Actualité : Fini les smartphones “neutres en carbone” et autres gadgets “favorables à l’environnement” : l’UE va serrer la vis sur le greenwashing dès le mois prochain
Vous avez peut-être déjà acheté une montre connectée " neutre en carbone " ou un téléphone " respectueux de l’environnement ". Ce ne sera bientôt plus possible. En effet, à partir du 27 septembre prochain, une nouvelle directive européenne censée limiter les " allégations environnementales trompeuses " va entrer en vigueur pour mettre de l’ordre dans ce milieu. Bref, Bruxelles s’attaque enfin au greenwashing.
La directive 202/825 de son petit nom balaie large et s’attaque aussi bien aux faux labels écolos qu’au sujet de la compensation carbone et aux promesses un peu trop belles pour être vraies.
La mesure qui risque de toucher le plus frontalement le milieu du numérique est celle qui vise à interdire les allégations " qui se fonderaient sur la compensation des émissions de gaz à effet de serre pour affirmer qu’un produit a une incidence neutre, réduite ou positive sur l’environnement ". Fini les produits " neutre pour le climat ", à " bilan carbone positif " ou " climatiquement compensé " grâce à des investissements dans des projets de développement durable.
Pendant de longues années, les GAFAM ont pourtant été friands de ce genre de pratiques qui " donne l’impression erronée que la consommation de ce produit n’a pas d’incidence sur l’environnement ", pointe Bruxelles.
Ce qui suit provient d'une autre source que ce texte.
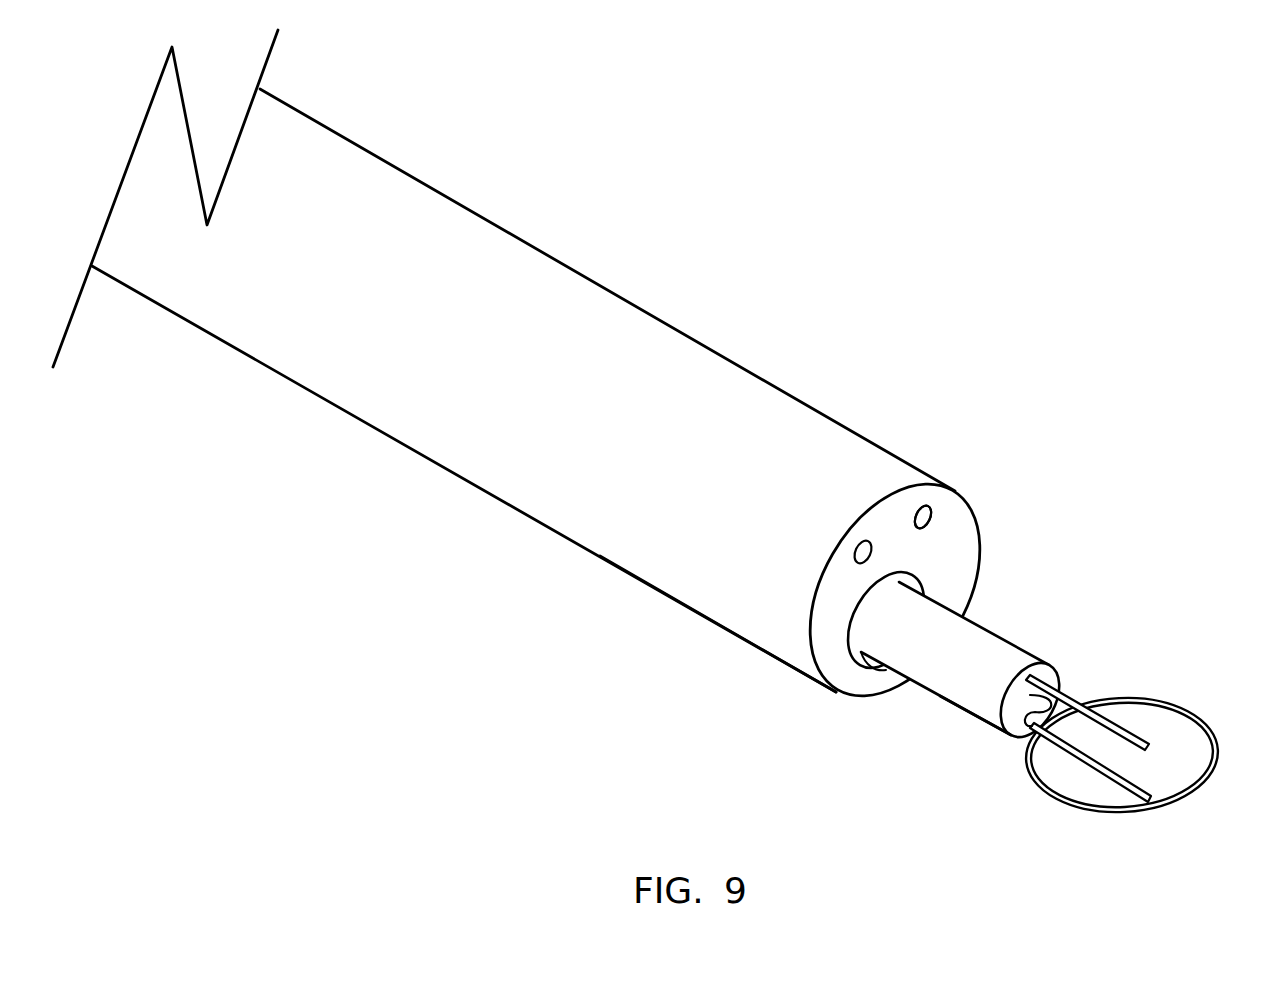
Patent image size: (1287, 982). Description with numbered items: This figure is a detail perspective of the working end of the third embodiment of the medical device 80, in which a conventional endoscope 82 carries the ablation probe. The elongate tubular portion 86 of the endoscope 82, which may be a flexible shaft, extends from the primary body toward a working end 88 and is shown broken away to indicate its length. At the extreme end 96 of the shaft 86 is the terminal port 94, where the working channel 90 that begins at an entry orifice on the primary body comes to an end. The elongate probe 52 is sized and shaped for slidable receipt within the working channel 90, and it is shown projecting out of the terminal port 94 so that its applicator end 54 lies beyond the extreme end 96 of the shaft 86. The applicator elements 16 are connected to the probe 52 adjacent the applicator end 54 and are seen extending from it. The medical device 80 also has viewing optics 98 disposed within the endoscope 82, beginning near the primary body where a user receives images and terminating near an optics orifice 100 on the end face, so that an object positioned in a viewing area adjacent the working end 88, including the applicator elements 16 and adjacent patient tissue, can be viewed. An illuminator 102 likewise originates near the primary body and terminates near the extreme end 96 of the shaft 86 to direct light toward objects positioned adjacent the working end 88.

The medical device 80 is at (1107, 208).
The endoscope 82 is at (553, 190).
The tubular portion 86 is at (513, 388).
The working end 88 is at (740, 578).
The working channel 90 is at (890, 668).
The terminal port 94 is at (933, 516).
The extreme end 96 is at (838, 693).
The viewing optics 98 is at (923, 570).
The optics orifice 100 is at (917, 508).
The illuminator 102 is at (862, 549).
The elongate probe 52 is at (960, 674).
The applicator end 54 is at (985, 703).
The applicator elements 16 is at (1108, 657).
C’est ce qui permettait à Apple d’affirmer que son Apple Watch Series 9 était " neutre en carbone " et à Google d’afficher un petit logo " 100 % renouvelable " sur sa page d’accueil.
Dans le même ordre d’idées, les promesses un peu trop floues sur les caractéristiques environnementales du produit seront aussi à proscrire. Plus question, par exemple, d’afficher un " fabriqué avec des matériaux recyclés " quand seul l’emballage l’est vraiment . Idem pour les termes fourre-tout comme " respectueux de l’environnement ", " respectueux de la nature ", " vert ", " écologique " ou " bon pour l’environnement ". Pour afficher ces promesses, un constructeur devra afficher clairement les " spécifications des allégations environnementales " relatives à son produit et ces dernières devront être conformes aux règles de Bruxelles et des pays membres. Autant dire que peu d'industriels s'y risqueront.
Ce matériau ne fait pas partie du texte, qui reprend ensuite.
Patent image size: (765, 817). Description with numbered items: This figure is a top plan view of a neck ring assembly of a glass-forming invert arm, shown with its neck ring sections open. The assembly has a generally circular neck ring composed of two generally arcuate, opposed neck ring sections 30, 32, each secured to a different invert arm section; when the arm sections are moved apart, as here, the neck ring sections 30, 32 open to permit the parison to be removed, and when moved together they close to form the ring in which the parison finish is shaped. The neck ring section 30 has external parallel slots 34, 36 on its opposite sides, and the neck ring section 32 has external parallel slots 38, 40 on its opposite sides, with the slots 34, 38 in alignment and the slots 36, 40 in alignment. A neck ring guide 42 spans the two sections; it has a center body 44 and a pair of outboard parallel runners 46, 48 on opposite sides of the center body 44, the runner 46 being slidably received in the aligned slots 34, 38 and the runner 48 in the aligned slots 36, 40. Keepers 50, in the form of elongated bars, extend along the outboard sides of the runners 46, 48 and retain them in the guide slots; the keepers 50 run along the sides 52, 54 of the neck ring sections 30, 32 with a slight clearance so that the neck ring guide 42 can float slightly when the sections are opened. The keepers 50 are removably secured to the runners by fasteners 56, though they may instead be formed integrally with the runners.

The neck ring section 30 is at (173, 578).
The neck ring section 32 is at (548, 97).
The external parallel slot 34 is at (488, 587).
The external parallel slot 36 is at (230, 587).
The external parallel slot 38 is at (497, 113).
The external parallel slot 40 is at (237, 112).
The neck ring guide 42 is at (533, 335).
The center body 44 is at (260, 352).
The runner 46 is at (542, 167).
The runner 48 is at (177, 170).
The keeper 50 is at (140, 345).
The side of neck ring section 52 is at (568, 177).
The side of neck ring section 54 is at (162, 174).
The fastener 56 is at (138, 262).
Moins directement liés aux mondes de la technologie, les labels liés au " développement durable " qui fleurissent sur tous les produits, mais qui sont très rarement liés à des méthodologies reconnues et validés scientifiquement seront à bannir aussi. Seuls ceux " fondés sur un système de certification " ou qui ont été mis en place par des autorités publiques resteront autorisés. De quoi faire de la place sur les emballages en supermarché.
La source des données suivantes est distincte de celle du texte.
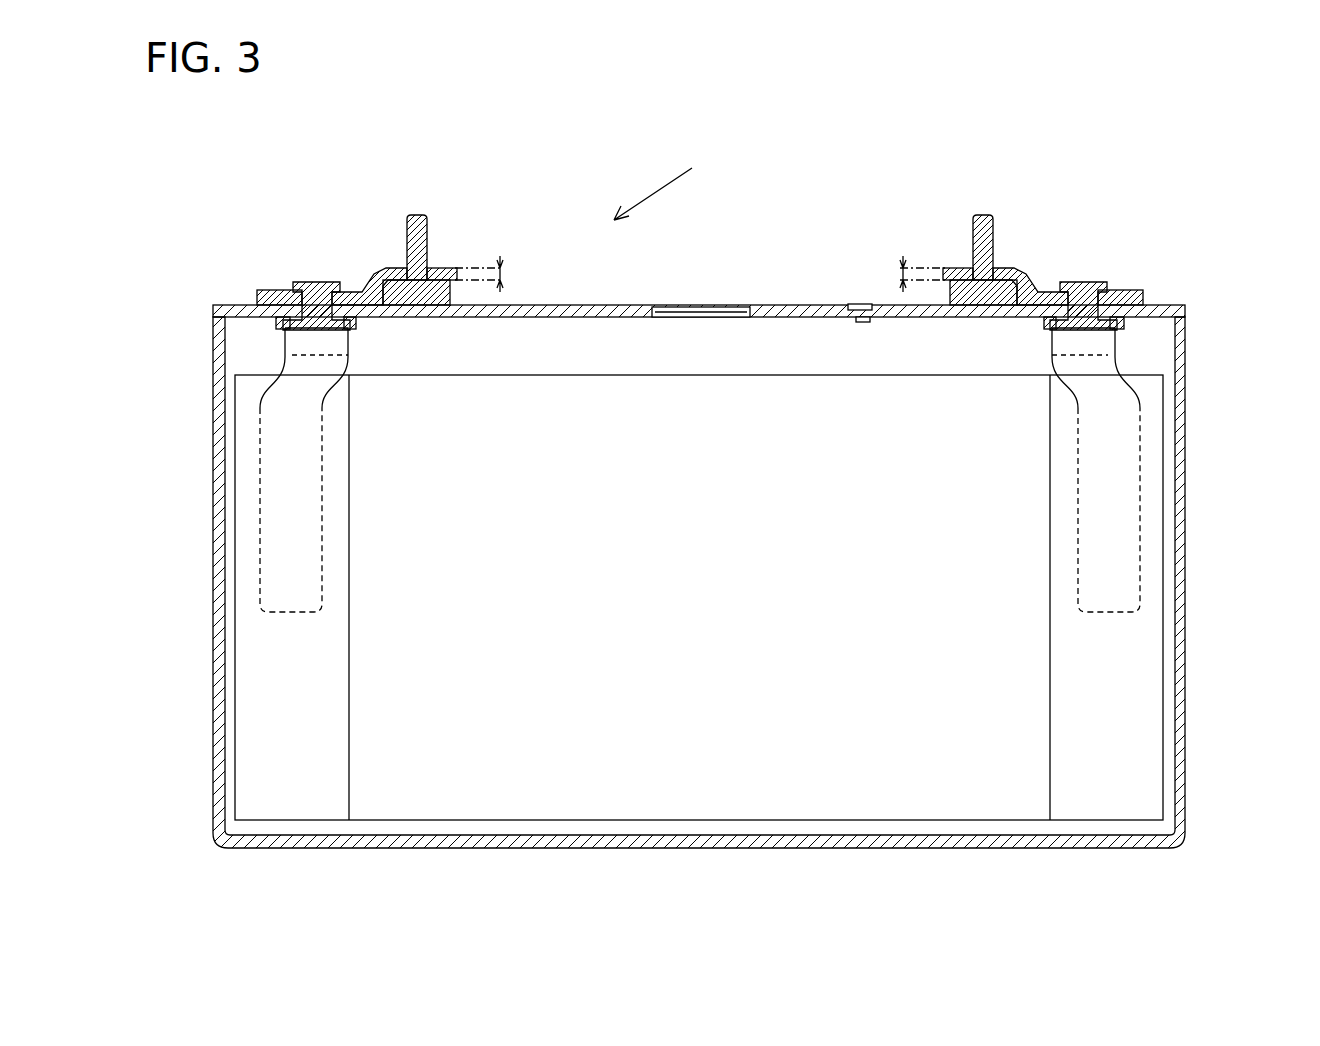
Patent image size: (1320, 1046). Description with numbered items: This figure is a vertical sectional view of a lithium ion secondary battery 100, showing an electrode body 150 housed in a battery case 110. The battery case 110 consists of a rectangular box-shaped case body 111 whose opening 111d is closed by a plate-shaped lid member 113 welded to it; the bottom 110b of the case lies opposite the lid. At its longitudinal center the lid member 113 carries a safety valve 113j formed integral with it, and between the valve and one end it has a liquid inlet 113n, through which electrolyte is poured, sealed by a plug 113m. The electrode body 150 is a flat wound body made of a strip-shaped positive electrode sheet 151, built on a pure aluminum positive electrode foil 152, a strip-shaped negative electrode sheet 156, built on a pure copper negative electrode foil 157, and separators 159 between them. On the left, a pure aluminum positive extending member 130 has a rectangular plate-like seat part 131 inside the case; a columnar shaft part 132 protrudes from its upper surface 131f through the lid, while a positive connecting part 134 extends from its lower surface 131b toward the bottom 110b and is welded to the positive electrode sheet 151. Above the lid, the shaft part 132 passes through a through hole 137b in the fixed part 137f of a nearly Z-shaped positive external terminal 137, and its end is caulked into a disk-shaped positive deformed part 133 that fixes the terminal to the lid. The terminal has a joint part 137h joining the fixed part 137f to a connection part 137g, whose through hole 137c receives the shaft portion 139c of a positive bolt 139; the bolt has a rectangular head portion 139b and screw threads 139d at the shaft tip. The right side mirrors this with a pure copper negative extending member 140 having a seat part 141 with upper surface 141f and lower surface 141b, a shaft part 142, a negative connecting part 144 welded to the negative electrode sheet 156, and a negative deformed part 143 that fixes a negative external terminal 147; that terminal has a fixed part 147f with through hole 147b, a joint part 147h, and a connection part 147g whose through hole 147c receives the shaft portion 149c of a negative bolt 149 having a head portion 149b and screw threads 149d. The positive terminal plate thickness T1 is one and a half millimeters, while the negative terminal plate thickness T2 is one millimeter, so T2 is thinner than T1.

The battery 100 is at (671, 180).
The battery case 110 is at (1255, 252).
The bottom of battery case 110b is at (612, 832).
The case body 111 is at (1179, 346).
The opening 111d is at (270, 312).
The lid member 113 is at (1186, 305).
The safety valve 113j is at (700, 305).
The plug 113m is at (860, 303).
The liquid inlet 113n is at (862, 323).
The positive extending member 130 is at (310, 392).
The seat part 131 is at (290, 362).
The lower surface of seat part 131b is at (300, 377).
The upper surface of seat part 131f is at (292, 348).
The shaft part 132 is at (280, 290).
The positive deformed part 133 is at (320, 282).
The positive connecting part 134 is at (262, 506).
The positive external terminal 137 is at (398, 166).
The through hole 137b is at (346, 314).
The through hole 137c is at (450, 274).
The fixed part 137f is at (262, 296).
The connection part 137g is at (392, 290).
The joint part 137h is at (372, 290).
The positive bolt 139 is at (418, 214).
The head portion 139b is at (421, 314).
The shaft portion 139c is at (446, 296).
The screw threads 139d is at (432, 272).
The negative extending member 140 is at (1090, 392).
The seat part 141 is at (1110, 362).
The lower surface of seat part 141b is at (1100, 377).
The upper surface of seat part 141f is at (1108, 348).
The shaft part 142 is at (1120, 290).
The negative deformed part 143 is at (1080, 282).
The negative connecting part 144 is at (1138, 506).
The negative external terminal 147 is at (1237, 166).
The through hole 147b is at (1054, 314).
The through hole 147c is at (950, 274).
The fixed part 147f is at (1138, 296).
The connection part 147g is at (1008, 290).
The joint part 147h is at (1028, 290).
The negative bolt 149 is at (982, 214).
The head portion 149b is at (979, 314).
The shaft portion 149c is at (954, 296).
The screw threads 149d is at (968, 272).
The electrode body 150 is at (515, 738).
The positive electrode sheet 151 is at (235, 770).
The positive electrode foil 152 is at (280, 716).
The negative electrode sheet 156 is at (1165, 770).
The negative electrode foil 157 is at (1120, 716).
The separator 159 is at (865, 772).
The plate thickness T1 is at (495, 274).
The plate thickness T2 is at (906, 274).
Si bon nombre d’acteurs importants ont déjà entamé cette transition en retouchant la formulation de leurs communiqués ou la présentation de leurs fiches produits (sans forcément changer leurs pratiques pour autant), cette mise au clair ne semble pas s’être faite de bon cœur. Sarah Chandler, responsable de l’environnement chez Apple, regrettait l'année dernière auprès de Fast Company de ne pas pouvoir parler de ce sujet " à l’échelle de chaque produit ", ce que la directive n’interdit pourtant pas.